Si el tema aparece y desaparece a flor de una superficie que es siempre cómica, cuando se llega a A Handful of Dust la risa se congela, algo empavorecida. En esa novela, Tony Last, un aristócrata por matrimonio, ni particularmente rico ni particularmente inteligente, un individuo risible y patético, con cuya modesta tragedia el lector simpatiza desde las primeras páginas, quiere llevar a la práctica sus ideales de vida rural a lo castellano de la Edad Media en la fría e inconfortable mansión familiar de su mujer. Habituado a amarla y a confiar en ella del modo más completo, jamás cae en la cuenta de que Brenda, la esposa, bosteza de aburrimiento en el campo y de que bajo sus repetidos viajes a Londres, donde encuentra abundante solidaridad por parte del Mayfair set, se oculta el obvio amante. De la destreza de Waugh como novelista deriva el que las simpatías del lector se dividan entre el iluso Tony, en cuyos nobles valores hay demasiada insuficiencia, y el adulterio de Brenda, que la devuelve a la vida. El nudo de la novela lo forma la muerte de John Andrew, el hijo del matrimonio —el heredero de Hetton—, en un accidente de caza que «no es culpa de nadie» y, por la misma vaguedad de sus implicaciones, envuelve un enjuiciamiento de todos. Después de un sórdido divorcio, la quiebra de sus fantasías pasadas lanza a Last hacia otra fantasía, todavía peor: la del escape al Nuevo Mundo. Se lo traga la selva de las Guayanas que en la pesadilla de la fiebre tropical se funde en su imaginación a la selva urbana de Londres. Lo captura un colono loco, Mr. Todd, que burla a la expedición de rescate enviada por los familiares de Tony y lo retiene consigo para que le lea en voz alta las novelas de Dickens. En Inglaterra se da a Tony por muerto. Se le erige un pequeño monumento a su amada Hetton. Ese es el último toque de grotesco.

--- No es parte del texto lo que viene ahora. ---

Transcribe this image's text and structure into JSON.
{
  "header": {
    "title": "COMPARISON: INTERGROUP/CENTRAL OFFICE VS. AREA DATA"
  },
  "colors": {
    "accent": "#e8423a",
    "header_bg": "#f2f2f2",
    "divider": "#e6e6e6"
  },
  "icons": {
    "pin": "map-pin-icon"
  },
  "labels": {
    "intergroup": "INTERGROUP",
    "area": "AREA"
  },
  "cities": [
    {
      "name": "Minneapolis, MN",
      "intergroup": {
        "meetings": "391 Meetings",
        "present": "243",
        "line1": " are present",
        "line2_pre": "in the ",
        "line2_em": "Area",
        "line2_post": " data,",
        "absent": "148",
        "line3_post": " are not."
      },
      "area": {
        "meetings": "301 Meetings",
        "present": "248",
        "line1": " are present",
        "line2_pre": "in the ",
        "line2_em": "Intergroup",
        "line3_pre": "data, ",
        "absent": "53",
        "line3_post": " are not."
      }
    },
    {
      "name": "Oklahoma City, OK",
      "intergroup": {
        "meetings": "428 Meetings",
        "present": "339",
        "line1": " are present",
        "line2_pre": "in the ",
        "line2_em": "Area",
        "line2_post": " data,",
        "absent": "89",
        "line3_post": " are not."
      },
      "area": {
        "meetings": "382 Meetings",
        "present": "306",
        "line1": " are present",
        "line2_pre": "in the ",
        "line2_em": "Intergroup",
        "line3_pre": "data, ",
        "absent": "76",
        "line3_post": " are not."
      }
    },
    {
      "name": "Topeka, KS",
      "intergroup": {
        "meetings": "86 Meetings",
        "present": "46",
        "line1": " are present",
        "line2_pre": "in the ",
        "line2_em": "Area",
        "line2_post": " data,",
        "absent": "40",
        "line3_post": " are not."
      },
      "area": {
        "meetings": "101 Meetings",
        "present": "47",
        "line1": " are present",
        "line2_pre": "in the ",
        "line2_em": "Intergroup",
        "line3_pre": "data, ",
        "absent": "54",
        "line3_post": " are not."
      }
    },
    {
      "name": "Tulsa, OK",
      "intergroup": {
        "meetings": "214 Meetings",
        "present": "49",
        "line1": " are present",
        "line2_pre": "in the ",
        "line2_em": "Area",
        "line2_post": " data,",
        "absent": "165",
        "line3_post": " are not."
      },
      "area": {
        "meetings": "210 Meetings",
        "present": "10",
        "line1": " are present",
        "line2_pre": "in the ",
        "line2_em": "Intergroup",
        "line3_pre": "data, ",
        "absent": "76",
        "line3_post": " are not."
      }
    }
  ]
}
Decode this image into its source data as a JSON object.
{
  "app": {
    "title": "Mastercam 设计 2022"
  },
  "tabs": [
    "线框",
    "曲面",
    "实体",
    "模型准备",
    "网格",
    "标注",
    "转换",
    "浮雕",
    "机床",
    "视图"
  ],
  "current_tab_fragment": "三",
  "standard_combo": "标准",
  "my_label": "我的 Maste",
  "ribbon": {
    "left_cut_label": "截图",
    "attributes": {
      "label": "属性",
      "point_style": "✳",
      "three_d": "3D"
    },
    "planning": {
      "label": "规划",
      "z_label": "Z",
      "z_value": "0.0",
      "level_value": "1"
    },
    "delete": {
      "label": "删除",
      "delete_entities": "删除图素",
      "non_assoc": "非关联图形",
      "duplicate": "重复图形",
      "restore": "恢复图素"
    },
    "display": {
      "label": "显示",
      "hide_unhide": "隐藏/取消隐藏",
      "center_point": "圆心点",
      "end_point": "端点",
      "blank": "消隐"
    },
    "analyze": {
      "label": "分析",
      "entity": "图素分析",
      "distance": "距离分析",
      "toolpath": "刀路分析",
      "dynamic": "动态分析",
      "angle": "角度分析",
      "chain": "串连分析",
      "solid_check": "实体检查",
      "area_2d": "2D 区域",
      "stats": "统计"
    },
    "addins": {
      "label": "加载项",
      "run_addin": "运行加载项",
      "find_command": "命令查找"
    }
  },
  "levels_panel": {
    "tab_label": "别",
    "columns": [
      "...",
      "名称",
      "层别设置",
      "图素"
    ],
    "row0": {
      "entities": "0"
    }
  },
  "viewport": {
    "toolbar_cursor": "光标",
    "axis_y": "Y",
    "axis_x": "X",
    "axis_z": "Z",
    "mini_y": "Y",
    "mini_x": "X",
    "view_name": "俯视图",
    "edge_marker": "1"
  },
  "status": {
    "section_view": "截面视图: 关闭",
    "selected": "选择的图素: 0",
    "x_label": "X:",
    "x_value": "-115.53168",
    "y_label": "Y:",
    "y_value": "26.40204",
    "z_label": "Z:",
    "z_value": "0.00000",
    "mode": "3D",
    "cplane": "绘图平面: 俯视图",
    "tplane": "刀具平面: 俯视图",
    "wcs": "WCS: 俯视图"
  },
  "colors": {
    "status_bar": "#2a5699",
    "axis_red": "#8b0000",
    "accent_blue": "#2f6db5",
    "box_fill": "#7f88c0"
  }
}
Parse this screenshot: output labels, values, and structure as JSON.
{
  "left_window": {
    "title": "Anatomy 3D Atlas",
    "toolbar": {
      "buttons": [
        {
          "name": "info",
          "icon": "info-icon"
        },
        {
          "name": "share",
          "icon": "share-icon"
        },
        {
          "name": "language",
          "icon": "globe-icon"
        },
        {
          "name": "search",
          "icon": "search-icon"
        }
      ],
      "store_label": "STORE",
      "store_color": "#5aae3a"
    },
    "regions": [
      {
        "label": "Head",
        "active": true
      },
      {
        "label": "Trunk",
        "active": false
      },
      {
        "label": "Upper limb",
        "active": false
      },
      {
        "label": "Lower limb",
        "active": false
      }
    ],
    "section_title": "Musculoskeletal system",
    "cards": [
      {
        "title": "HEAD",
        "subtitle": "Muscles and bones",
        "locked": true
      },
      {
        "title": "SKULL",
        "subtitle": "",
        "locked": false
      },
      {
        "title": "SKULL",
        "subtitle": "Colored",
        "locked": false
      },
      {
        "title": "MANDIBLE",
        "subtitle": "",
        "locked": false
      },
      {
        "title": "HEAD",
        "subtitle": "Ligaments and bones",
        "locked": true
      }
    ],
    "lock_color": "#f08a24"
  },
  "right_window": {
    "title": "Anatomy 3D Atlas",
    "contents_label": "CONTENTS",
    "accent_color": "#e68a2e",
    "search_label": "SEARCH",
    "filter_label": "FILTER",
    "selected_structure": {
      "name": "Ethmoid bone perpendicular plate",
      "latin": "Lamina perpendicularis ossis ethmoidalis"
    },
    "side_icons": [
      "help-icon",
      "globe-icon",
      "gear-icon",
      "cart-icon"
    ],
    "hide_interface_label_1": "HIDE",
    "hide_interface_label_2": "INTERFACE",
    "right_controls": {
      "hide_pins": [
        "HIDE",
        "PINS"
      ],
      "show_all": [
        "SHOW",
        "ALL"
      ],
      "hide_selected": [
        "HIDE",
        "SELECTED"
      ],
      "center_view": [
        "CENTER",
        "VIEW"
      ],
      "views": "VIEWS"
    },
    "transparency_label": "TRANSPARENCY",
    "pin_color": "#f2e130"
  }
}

Lo que asombra en Evelyn Waugh es que la muerte de los Bright Young Things y su período no lo terminó como escritor. Para muchos críticos, en efecto, su obra maestra es la última, su trilogía sobre la segunda guerra mundial, Men at Arms, Officers and Gentleman y Unconditional Surrender, iniciada en 1952 y concluida en 1961. Si él apareció como el cronista de un período, en el fondo fue, a su manera, otro cronista más de la disolución contemporánea. La trilogía corresponde ya a la época de la trompetilla; la impresión final que uno se lleva es que había no sólo sarcasmo, sino sabiduría en su sordera, ese símbolo de la intransigencia que lo salvó de emprender esfuerzos de adaptación a los tiempos. Del rechazo de ellos surgieron, desde los comienzos de su carrera, los resortes de su humorismo y su sentido del absurdo. Sin ellos no habría Evelyn Waugh. En su caso, aplaudo el uso de la trompetilla.